Cultural democracy is not just the democratization of culture. It encompasses the creation of cultural goods and works, their distribution and their reception.
It aims to bring as many people as possible into contact with the most demanding cultural forms so that this contact can be extended and transformed into a creative act of participation.
So that this participation can later be fruitful in autonomous forms of creation, in the hands of as many as possible.
Audience development is at the heart of true Cultural Democracy.
Audience development is dedicated to destroying the myth of the ‘audience’, that imagined community of monolithic normalisation of difference. Beyond this myth is a universe of real people and enormous diversity, which we urgently need to know and recognise.
Audience development is dedicated to destroying the stereotypical visitor, user and consumer classifications. Their economic utilitarianism limits our understanding of the actual ways in which real audiences relate to culture.
Audience Development is dedicated to mapping the actual plurality of audiences and their ways of relating to cultural works and institutions.
Audience development multiplies the transformative power that cultural institutions must have to combat a discourse of powerlessness and sociological fatality in access to culture.
This leadership potential of cultural organisations and institutions is expressed in the construction of innovative practices that promote their relevance and proximity to citizens.
It is expressed in the construction of new forms of relationship with culture and art that will ultimately fulfil everyone's actual right to culture.
And it is the very nature of cultural institutions, with their technical, human and financial resources, allows them to think long-term, taking the step forward and assuming the ambition and promise contained in this leadership.
Mediation, at the heart of Audience Development work, cannot be a stage for a select group of specialists entrenched in their institutions.
It must be transversal, encompassing the skills of curators, managers, curators, animators, programmers and mediators.
It carries with it the ambition of building respect within institutions for the appropriation of their spaces and the multiple interpretations and points of view that the relationship with their works arouses in its different audiences.
The relevance that Mediation has acquired in recent decades in the programme discourses of institutions needs to be more accurate.
This relevance originates in the questions of the sustainability of cultural agents and institutions raised by a context in which public authorities tend to disengage from funding culture.
However, while Mediation is institutionally defended as the first line of defence for the objectives of cultural and artistic organisations, those who work in it often occupy a secondary position or live in a transitory and precarious status.
It is not enough to express agreement on the importance of new Mediation strategies.
We need to act. Today.
These areas are strategic for cultural organisations because they enable them to realise their programmatic visions of the arts and culture as tools for social cohesion and integration.

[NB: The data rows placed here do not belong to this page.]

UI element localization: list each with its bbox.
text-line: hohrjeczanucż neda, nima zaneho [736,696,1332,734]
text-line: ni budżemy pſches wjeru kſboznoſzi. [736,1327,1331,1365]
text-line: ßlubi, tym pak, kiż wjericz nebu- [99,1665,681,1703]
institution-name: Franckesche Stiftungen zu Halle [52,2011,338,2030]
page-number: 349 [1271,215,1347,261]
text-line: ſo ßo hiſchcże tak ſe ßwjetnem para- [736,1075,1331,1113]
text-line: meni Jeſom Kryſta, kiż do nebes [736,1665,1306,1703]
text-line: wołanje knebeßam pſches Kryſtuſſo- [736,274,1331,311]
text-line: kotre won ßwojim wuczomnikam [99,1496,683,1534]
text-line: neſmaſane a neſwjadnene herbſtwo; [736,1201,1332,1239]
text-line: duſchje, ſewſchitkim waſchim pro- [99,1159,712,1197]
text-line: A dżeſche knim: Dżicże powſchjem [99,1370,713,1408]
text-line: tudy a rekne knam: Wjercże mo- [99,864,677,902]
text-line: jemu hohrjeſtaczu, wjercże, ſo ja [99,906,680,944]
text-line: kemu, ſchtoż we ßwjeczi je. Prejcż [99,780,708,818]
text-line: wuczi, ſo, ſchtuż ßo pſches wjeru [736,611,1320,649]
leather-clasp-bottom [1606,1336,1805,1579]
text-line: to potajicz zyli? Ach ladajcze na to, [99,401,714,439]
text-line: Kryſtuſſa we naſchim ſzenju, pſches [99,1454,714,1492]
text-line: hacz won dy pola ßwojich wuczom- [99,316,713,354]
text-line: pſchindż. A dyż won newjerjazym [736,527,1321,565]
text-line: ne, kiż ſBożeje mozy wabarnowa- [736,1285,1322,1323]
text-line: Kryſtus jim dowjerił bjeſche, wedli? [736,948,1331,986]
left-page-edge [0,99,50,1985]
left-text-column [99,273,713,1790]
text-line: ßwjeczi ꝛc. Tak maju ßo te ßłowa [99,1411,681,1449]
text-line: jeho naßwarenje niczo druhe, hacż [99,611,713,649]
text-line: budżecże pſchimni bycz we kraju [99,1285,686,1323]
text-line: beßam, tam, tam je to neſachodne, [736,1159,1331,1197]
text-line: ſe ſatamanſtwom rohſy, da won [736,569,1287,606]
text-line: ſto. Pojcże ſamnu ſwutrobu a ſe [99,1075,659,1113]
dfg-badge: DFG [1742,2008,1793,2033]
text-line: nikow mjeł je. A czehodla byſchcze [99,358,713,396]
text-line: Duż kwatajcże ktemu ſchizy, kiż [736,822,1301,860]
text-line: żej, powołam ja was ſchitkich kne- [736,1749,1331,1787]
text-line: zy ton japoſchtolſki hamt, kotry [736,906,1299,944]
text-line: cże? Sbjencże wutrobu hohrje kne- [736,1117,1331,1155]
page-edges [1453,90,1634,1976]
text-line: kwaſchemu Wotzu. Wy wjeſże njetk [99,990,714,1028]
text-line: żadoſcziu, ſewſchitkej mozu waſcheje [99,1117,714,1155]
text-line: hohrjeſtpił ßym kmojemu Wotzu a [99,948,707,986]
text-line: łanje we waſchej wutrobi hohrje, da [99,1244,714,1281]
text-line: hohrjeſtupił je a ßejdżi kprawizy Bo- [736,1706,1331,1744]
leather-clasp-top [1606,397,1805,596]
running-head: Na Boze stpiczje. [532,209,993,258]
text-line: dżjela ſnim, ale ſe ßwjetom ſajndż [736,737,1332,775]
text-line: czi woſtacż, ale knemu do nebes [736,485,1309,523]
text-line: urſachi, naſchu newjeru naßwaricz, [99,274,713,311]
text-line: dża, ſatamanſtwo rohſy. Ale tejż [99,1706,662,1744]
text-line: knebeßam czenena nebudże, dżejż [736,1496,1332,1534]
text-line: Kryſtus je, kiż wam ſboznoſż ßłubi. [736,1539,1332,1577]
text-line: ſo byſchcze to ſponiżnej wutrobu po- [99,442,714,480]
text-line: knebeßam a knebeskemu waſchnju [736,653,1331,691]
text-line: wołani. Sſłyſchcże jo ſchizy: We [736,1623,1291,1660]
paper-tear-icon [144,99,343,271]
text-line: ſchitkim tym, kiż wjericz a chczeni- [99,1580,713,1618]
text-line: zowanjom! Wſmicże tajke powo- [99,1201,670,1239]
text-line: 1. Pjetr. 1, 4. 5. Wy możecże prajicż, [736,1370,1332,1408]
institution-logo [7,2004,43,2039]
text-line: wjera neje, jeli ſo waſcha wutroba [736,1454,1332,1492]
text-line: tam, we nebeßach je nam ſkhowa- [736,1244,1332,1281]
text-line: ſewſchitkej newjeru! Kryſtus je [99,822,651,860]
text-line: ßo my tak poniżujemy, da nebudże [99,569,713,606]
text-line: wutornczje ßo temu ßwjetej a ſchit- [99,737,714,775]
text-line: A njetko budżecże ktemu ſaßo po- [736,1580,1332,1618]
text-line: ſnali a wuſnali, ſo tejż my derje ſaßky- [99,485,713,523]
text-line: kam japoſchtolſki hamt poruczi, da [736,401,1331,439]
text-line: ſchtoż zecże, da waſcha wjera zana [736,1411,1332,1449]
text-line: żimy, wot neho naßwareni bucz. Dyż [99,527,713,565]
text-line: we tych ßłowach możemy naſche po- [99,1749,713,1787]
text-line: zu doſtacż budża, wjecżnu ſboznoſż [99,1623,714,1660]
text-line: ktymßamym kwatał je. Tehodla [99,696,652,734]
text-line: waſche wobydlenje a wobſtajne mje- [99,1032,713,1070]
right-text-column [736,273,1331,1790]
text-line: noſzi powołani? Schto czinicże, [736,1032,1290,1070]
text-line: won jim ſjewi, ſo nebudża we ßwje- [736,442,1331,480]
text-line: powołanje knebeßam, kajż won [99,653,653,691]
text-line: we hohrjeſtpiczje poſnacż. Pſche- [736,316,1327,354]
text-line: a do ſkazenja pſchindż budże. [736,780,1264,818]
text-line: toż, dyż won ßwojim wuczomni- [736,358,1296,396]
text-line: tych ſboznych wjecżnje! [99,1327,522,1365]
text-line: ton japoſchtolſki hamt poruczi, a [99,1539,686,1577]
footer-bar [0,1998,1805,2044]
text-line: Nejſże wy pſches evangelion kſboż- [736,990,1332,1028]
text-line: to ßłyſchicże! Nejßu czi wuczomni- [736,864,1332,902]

These areas are strategic for cultural organisations because the trajectories and reputations of the institutions and their members are built through them.
We need to fulfill our intentions. We need to build a true cultural democracy.
Mapa built its identity around this mission.
We investigate unconventional ways of reaching the real and potential audiences within the reach of each institution, for each project.
To do this, we articulate representations, practices and emotions in complex processes, incorporating the psychosocial profiles of real, concrete and tangible audiences and emphasising the relevance of the work of cultural institutions in everyone's lives.
That's why all our mediation and intermediation projects have a research and evaluation dimension.
Constant self-criticism and learning are essential for actual experimentation and innovation.